Just Press Print, by Roff Smith, photographs by Robert Clark

I think that this may be the first non-travel-centric article that I’ve written about here, aside from the prefatory material from 1888.  Though there is some geography-related content in the article, the article is mostly about the advances in technology that comes from 3-D printing.  Most of the results of 3-D printing that I have heard of has been plastic and since the results of the 2-D printing industry, in the form of junk mail, has been a big stressor for me, my reaction has usually been “Oh, goody.  Plastic three-dimensional stuff to take up even more space.”

So, this article was good for me to read, since we see some of the useful things that can be made, including a new face for a man who lost much of his face to cancer (warning: if you are squeamish about these types of things, don’t read this article, because there is a beautiful photograph of the man and his prosthetic face) and living tissue, with a view towards perhaps being able to print replacement  organs for people.

The travel hook in the article is a bit about a printed house that the firm DUS is building in Amsterdam.  They expect the house to be finished in around three years.

Wasteland, by Paul Voosen, photographs by Fritz Hoffmann

Wasteland is an article about Superfund sites in the United States.  In 1980, Congress created a program, called Superfund, that was designed to remediate lands that were damaged by toxic waste.  The Superfund program arose after toxic waste was discovered in the Love Canal neighborhood of Niagara Falls, New York.  The original plan was for the companies that caused the waste to be left there to pay some of the cost of remediation and for the government to pick up the rest of the cost, but a number of the companies were unwilling or unable to pay for their share, leaving the government to pay the entire cost.

There are more than 1,700 Superfund sites in the United States, and one statistic given says that one in six people in the United States lives within three miles of a Superfund site.  I have lived, if not within three miles, pretty close to that, of two in my life, one in the Chicago area when I was a child and one in the San Antonio area as an adult.

The article talks about the different types of remediation being done on some of the sites in the United States and also the increasing difficulty the government is having coming up with the money now that the tax that had previously paid for the government’s share, a tax on chemicals and oil, has expired.

Images of other sites profiled in this, article, aside from Love Canal, are Tar Creek in Pitcher, Oklahoma; a landfill in Monterey Park, California;  the Gowanus Canal in New York City; and the Berkeley Pit in Butte, Montana.  There is information on even more sites in the text of the article.

Cowboys on the Edge, by Alexandra Fuller, photographs by Tomás Munita

Cowboys on the Edge is the tale of baguales of Estancia Ana María, in Patagonia in Chile.  In the early 20th century, Estancia Ana María was owned by Arturo Iglesias.  Some of his herd of cattle went feral and natural selection caused them to become wilder and stronger than regular cattle.  Now, rather than vacas, the name for this type of literally savage cattle is baguales, and the men who herd them are bagualeros.

Fuller traveled with the bagualeros as they went to round up as many baguales as they could in the period before the Iglesias family sells the land to a rancher.  The bagualeros hoped to collect as many as 50 baguales, but it was a tougher job than they expected.

I am used to running with a fairly sensitive group online, so I want to put a small content warning on this article.
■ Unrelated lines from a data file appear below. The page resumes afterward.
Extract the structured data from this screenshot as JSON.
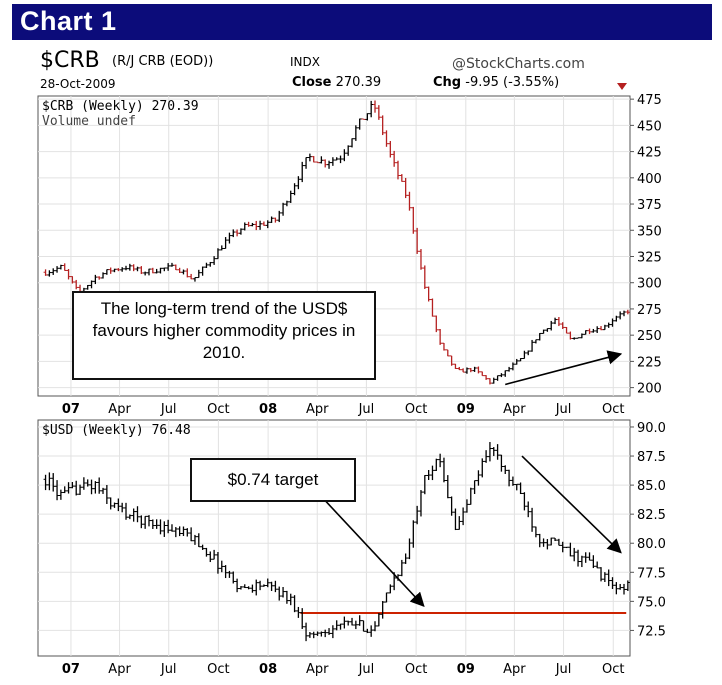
{
  "banner": {
    "title": "Chart 1",
    "color": "#0c0c7a"
  },
  "header": {
    "symbol": "$CRB",
    "description": "(R/J CRB (EOD))",
    "market": "INDX",
    "brand": "@StockCharts.com",
    "date": "28-Oct-2009",
    "close_label": "Close",
    "close_value": "270.39",
    "chg_label": "Chg",
    "chg_value": "-9.95 (-3.55%)"
  },
  "top_panel": {
    "label": "$CRB (Weekly) 270.39",
    "volume_label": "Volume undef",
    "annotation": "The long-term trend of the USD$ favours higher commodity prices in 2010."
  },
  "bottom_panel": {
    "label": "$USD (Weekly) 76.48",
    "annotation": "$0.74 target"
  },
  "x_axis_labels": [
    "07",
    "Apr",
    "Jul",
    "Oct",
    "08",
    "Apr",
    "Jul",
    "Oct",
    "09",
    "Apr",
    "Jul",
    "Oct"
  ],
  "chart_data": [
    {
      "type": "line",
      "name": "$CRB (Weekly)",
      "y_ticks": [
        200,
        225,
        250,
        275,
        300,
        325,
        350,
        375,
        400,
        425,
        450,
        475
      ],
      "ylim": [
        192,
        478
      ],
      "x_range": [
        "2006-11-01",
        "2009-11-01"
      ],
      "x": [
        "2006-11",
        "2006-12",
        "2007-01",
        "2007-02",
        "2007-03",
        "2007-04",
        "2007-05",
        "2007-06",
        "2007-07",
        "2007-08",
        "2007-09",
        "2007-10",
        "2007-11",
        "2007-12",
        "2008-01",
        "2008-02",
        "2008-03",
        "2008-04",
        "2008-05",
        "2008-06",
        "2008-07",
        "2008-08",
        "2008-09",
        "2008-10",
        "2008-11",
        "2008-12",
        "2009-01",
        "2009-02",
        "2009-03",
        "2009-04",
        "2009-05",
        "2009-06",
        "2009-07",
        "2009-08",
        "2009-09",
        "2009-10",
        "2009-10-28"
      ],
      "values": [
        310,
        315,
        290,
        305,
        312,
        315,
        310,
        313,
        315,
        303,
        320,
        340,
        353,
        355,
        360,
        390,
        420,
        415,
        420,
        450,
        470,
        420,
        380,
        300,
        240,
        215,
        218,
        205,
        215,
        228,
        250,
        265,
        245,
        255,
        258,
        272,
        270.39
      ],
      "series_colors": {
        "up": "#000000",
        "down": "#b52020"
      },
      "arrows": [
        {
          "from": [
            "2009-03",
            203
          ],
          "to": [
            "2009-10",
            232
          ]
        }
      ]
    },
    {
      "type": "line",
      "name": "$USD (Weekly)",
      "y_ticks": [
        72.5,
        75.0,
        77.5,
        80.0,
        82.5,
        85.0,
        87.5,
        90.0
      ],
      "ylim": [
        70.3,
        90.6
      ],
      "x_range": [
        "2006-11-01",
        "2009-11-01"
      ],
      "x": [
        "2006-11",
        "2006-12",
        "2007-01",
        "2007-02",
        "2007-03",
        "2007-04",
        "2007-05",
        "2007-06",
        "2007-07",
        "2007-08",
        "2007-09",
        "2007-10",
        "2007-11",
        "2007-12",
        "2008-01",
        "2008-02",
        "2008-03",
        "2008-04",
        "2008-05",
        "2008-06",
        "2008-07",
        "2008-08",
        "2008-09",
        "2008-10",
        "2008-11",
        "2008-12",
        "2009-01",
        "2009-02",
        "2009-03",
        "2009-04",
        "2009-05",
        "2009-06",
        "2009-07",
        "2009-08",
        "2009-09",
        "2009-10",
        "2009-10-28"
      ],
      "values": [
        85.5,
        84.0,
        84.8,
        85.0,
        83.5,
        82.5,
        82.0,
        81.5,
        81.0,
        80.5,
        79.0,
        77.5,
        76.0,
        76.5,
        76.0,
        75.0,
        72.0,
        72.5,
        73.0,
        73.0,
        72.5,
        76.5,
        79.0,
        86.0,
        87.0,
        81.0,
        85.0,
        88.5,
        86.0,
        84.0,
        80.5,
        80.0,
        79.0,
        78.5,
        77.0,
        75.8,
        76.48
      ],
      "target_level": 74.0,
      "target_color": "#cc2200",
      "arrows": [
        {
          "from": [
            "2008-04",
            83.7
          ],
          "to": [
            "2008-10",
            74.6
          ]
        },
        {
          "from": [
            "2009-04",
            87.5
          ],
          "to": [
            "2009-10",
            79.2
          ]
        }
      ]
    }
  ]
}
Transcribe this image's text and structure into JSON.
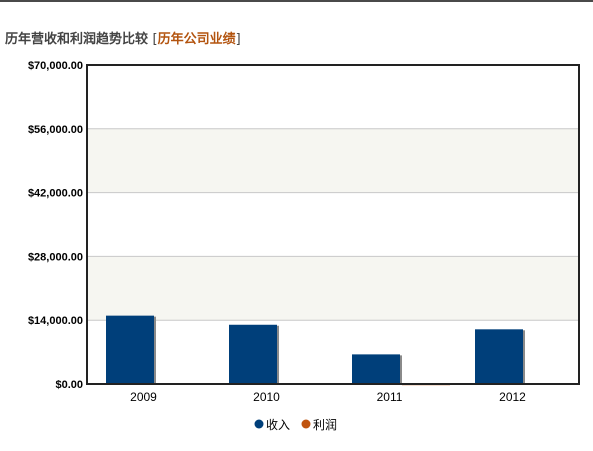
{
  "header": {
    "title": "历年营收和利润趋势比较",
    "bracket_open": "[",
    "link": "历年公司业绩",
    "bracket_close": "]"
  },
  "colors": {
    "income": "#003f7a",
    "profit": "#c0540f",
    "band": "#f6f6f1",
    "grid": "#c8c8c8",
    "title": "#444444",
    "link": "#b3540f"
  },
  "chart_data": {
    "type": "bar",
    "title": "",
    "xlabel": "",
    "ylabel": "",
    "categories": [
      "2009",
      "2010",
      "2011",
      "2012"
    ],
    "series": [
      {
        "name": "收入",
        "values": [
          15000,
          13000,
          6500,
          12000
        ]
      },
      {
        "name": "利润",
        "values": [
          150,
          130,
          65,
          120
        ]
      }
    ],
    "ylim": [
      0,
      70000
    ],
    "yticks": [
      0,
      14000,
      28000,
      42000,
      56000,
      70000
    ],
    "ytick_labels": [
      "$0.00",
      "$14,000.00",
      "$28,000.00",
      "$42,000.00",
      "$56,000.00",
      "$70,000.00"
    ],
    "grid": true,
    "legend_position": "bottom-center"
  }
}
Several of the baguales die on the trip and there is one reference to invading Poland that is kind of tone-deaf to those who are sensitive to Nazism.

Otherwise, this is a quick read written in a pretty informal style.  I did have to wonder about Fuller’s assertion that boat or a 10-day horse ride through fairly deep water are the only ways to get to Estancia Ana María.  I wondered if there are some extreme updrafts preventing one from reaching it by helicopter or if that was an oversight.